While the radiation exposure dose to the operator was not determined in this report, it may have dramatically decreased. However, there is concern as to whether or not robotic-assisted PCI is associated with an increased procedure time, fluoroscopy time, and contrast volume, which have an unfavorable effect on patients. Regarding this point, Smilowitz et al. actually reported a shorter fluoroscopy time with robotic-assisted PCI than with conventional PCI (10.1 vs. 12.3 minutes; p=0.05) (8). However, that report involved a small number of cases and was a single-center investigation. Therefore, further clinical data are warranted in order to clarify whether or not robotic-assisted PCI is associated with an increased procedure time, fluoroscopy time, and contrast volume.
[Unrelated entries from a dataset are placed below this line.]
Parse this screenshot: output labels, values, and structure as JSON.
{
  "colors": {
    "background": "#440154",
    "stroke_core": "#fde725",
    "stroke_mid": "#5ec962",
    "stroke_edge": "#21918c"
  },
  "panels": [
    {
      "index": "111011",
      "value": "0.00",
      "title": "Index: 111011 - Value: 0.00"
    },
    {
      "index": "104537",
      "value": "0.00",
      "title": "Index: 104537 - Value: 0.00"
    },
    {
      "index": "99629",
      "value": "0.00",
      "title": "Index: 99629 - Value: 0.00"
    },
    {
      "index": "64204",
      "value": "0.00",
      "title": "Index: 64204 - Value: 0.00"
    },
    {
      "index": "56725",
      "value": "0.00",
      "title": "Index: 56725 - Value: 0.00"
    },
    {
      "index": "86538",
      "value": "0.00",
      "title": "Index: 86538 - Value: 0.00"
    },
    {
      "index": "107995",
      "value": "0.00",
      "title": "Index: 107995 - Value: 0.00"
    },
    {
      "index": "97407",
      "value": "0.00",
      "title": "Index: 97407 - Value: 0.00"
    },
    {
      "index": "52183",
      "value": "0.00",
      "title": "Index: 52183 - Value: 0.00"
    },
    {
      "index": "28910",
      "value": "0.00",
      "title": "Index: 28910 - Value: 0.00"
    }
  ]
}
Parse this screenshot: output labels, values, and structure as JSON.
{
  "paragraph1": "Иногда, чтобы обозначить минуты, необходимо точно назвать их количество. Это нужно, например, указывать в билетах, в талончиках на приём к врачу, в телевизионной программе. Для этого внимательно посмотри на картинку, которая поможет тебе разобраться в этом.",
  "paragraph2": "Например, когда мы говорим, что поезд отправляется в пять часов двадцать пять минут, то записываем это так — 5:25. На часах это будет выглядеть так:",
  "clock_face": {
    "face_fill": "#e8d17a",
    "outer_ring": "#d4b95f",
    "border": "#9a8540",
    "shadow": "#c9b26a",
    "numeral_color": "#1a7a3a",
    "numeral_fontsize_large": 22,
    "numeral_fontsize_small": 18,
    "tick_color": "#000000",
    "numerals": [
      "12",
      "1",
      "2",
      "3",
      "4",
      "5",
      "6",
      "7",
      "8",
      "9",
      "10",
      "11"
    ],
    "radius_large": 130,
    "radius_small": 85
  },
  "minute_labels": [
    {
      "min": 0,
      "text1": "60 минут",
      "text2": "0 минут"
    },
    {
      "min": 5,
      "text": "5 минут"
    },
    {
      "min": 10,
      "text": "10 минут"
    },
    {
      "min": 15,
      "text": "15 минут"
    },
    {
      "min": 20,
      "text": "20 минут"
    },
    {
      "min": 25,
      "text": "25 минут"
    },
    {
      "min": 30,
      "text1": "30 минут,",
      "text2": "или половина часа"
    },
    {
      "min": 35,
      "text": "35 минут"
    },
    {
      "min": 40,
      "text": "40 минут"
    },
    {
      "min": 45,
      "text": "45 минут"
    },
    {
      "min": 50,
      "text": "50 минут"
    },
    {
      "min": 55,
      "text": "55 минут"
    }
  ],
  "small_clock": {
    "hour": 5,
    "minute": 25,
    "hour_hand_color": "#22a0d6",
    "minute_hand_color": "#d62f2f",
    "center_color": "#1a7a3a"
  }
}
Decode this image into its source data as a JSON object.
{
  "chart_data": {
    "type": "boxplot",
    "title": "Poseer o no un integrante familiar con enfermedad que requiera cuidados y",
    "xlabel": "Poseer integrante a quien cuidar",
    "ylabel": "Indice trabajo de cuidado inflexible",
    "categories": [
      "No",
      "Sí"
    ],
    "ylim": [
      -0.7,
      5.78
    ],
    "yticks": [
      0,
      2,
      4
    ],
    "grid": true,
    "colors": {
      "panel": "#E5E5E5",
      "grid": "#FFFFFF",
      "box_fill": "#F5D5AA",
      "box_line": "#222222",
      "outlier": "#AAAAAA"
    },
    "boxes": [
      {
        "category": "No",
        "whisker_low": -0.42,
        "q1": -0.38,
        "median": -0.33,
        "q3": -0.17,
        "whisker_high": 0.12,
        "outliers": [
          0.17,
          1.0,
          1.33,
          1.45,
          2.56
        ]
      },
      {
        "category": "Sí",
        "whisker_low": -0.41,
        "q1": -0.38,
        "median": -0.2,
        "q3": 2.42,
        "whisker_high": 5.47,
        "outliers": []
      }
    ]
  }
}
In the PRECISE study, the mean robotic system procedure time was 24.4 minutes with an average fluoroscopy time of 11.1 minutes, and the mean contrast volume was 144.2 mL (4). Regarding Japanese clinical data in conventional PCI, the mean procedure time is 44.9 minutes (9) and the mean fluoroscopy time is 29.7 minutes (10). Compared with these data, the present results appear acceptable.
Little information is available on the benefits enjoyed by patients who have undergone robotic-assisted PCI procedures. As described above, Smilowitz's report suggested a shorter fluoroscopy time with robotic-assisted PCI than with manual PCI (8). Therefore, the CorPath system may have the potential to reduce radiation exposure to patients as well as operators. Another potential benefit for patients may be a reduction in the incidence of lesion-stent mismatch, which is referred to as longitudinal “geographic miss”. Campbell et al. reported that the computer-assisted lesion length measurements made using the CorPath system can reduce the rate of improper stent size selection (11). However, these previous reports have involved a small number of patients and been single-center investigations. Thus, prospective, randomized clinical trials with larger sample sizes are warranted.
This case series is part of a post-marketing surveillance in Japan. The overall surveillance results will be announced in the near future.
Conclusion
We herein report the first experience of robotic-assisted PCI in Japan. Although one of the four procedures was converted to manual PCI by the operator's decision, all attempted procedures were completed successfully without any complications. Post-marketing surveillance to assess the impact of this novel system on both Japanese patients and physicians is currently ongoing in Japan.
The authors state that they have no Conflict of Interest (COI).
Acknowledgement
The authors gratefully acknowledge the technical assistance of Miss Eiko Ogura.